Wow. You have no knowledge of unions at all. Unions are extremely weak in the US. And pretty much every business has found a way to circumvent them. Not that it is in their interest to do so. The government is pretty heavily anti union in the US. As such unions have trivial power. But is insanely prob business. And that makes business extremely powerful. The power relationship between business and labor is so extremely
That weakness of unions lowers the living standard of the middle class as a whole. It lowers productivity growth. And it lowers the growth of the US economy.
You want something that makes literally everyone poorer.
Please, feel free to respond by either negating with argumentation some of the things you disagree with that I've said, or supporting some of your bald assertions.
For instance I'd like to know how unions raise productivity, or rather their lack lowers productivity growth. I note that the U.S. despite having the lowest level of Unionization in the G-7 nonetheless was the only country in the G-7 which registered productivity gains every year from 1990-2005. I also find it interesting that China which has had massive productivity increases for years now and has almost certainly been the medium term growth champion effectively has no trade unions.
You seem to think that it is not in a business' interest to avoid becoming unionized? I can't help but recall growing up in the rust belt as one unionized industry after another collapsed. With the added advantage of being unionized, how could these industries fail?
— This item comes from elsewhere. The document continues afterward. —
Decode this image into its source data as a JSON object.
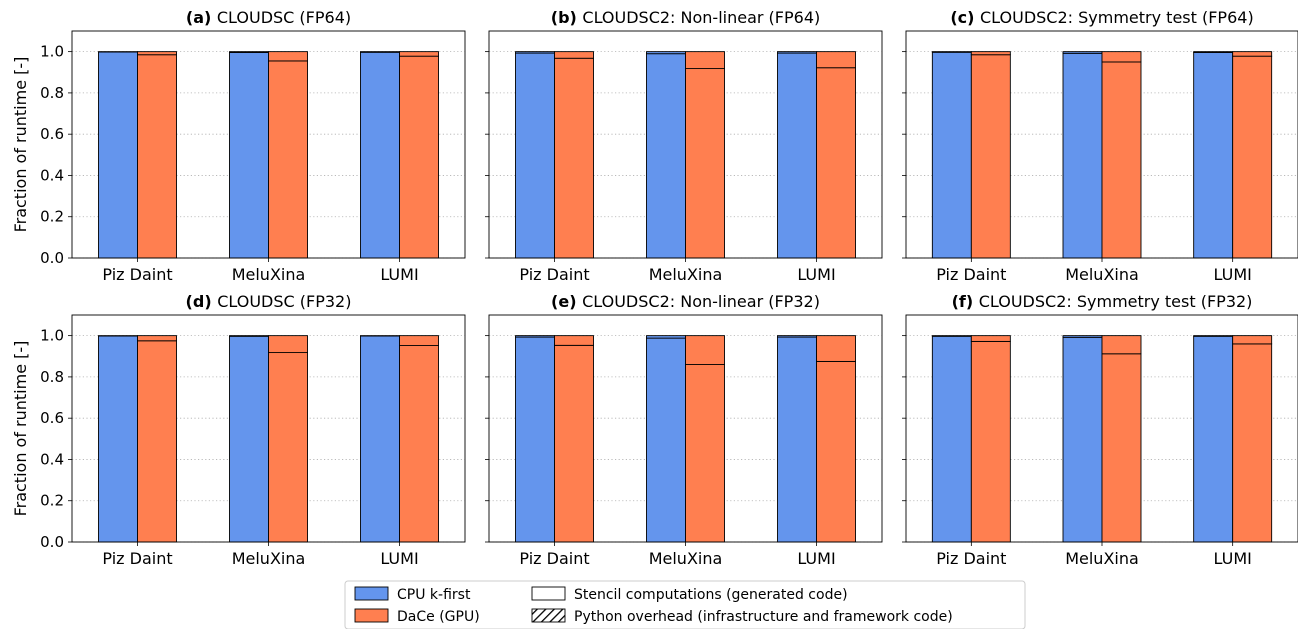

They had market share, brand recognition, scale, and the helping hand of the union to offer suggestions on how to maximize payrolls and avoid adopting technical innovations that reduced labor costs.
Even Hollywood, which is the last of the giant American unionized industries produces more and more overseas where the main advantage (and probably the sole net advantage) is escaping its own unions.
You accuse me of wanting something that makes everyone poorer. But a union paycheck is only an advantage over a non-union paycheck where it actually exists (ie where it hasn't been driven out of business by competition), and even then it's advantage is largely in the hands of the union member. Workers in other industries have to pay the higher prices for union produced goods with their smaller paychecks, exacerbating the inequalities between the upper and lower middle classes.
We'd be much better off with a stronger social safety net (publicly provided health care) and tax reforms that get rid of every tax that hits incomes, production, employment. This would allow American business to hire with the most minimal costs, which would allow them to pay higher wages and create more jobs. Of course we'd want to eliminate illegal immigration (easily done when politicians put their mind to it) in order to protect our own underclass, even as we carefully allowed high wage potential people from around the world to immigrate legally.
We not only don't need unions to improve our standards of living, it is easier without them. No unions simplify decision making and lower costs. If government policies insure safe and fair work rules, decent health care for all Americans. and allows employers to maximize workers and workers to maximize incomes we could both compete internationally and make good wages throughout our economy.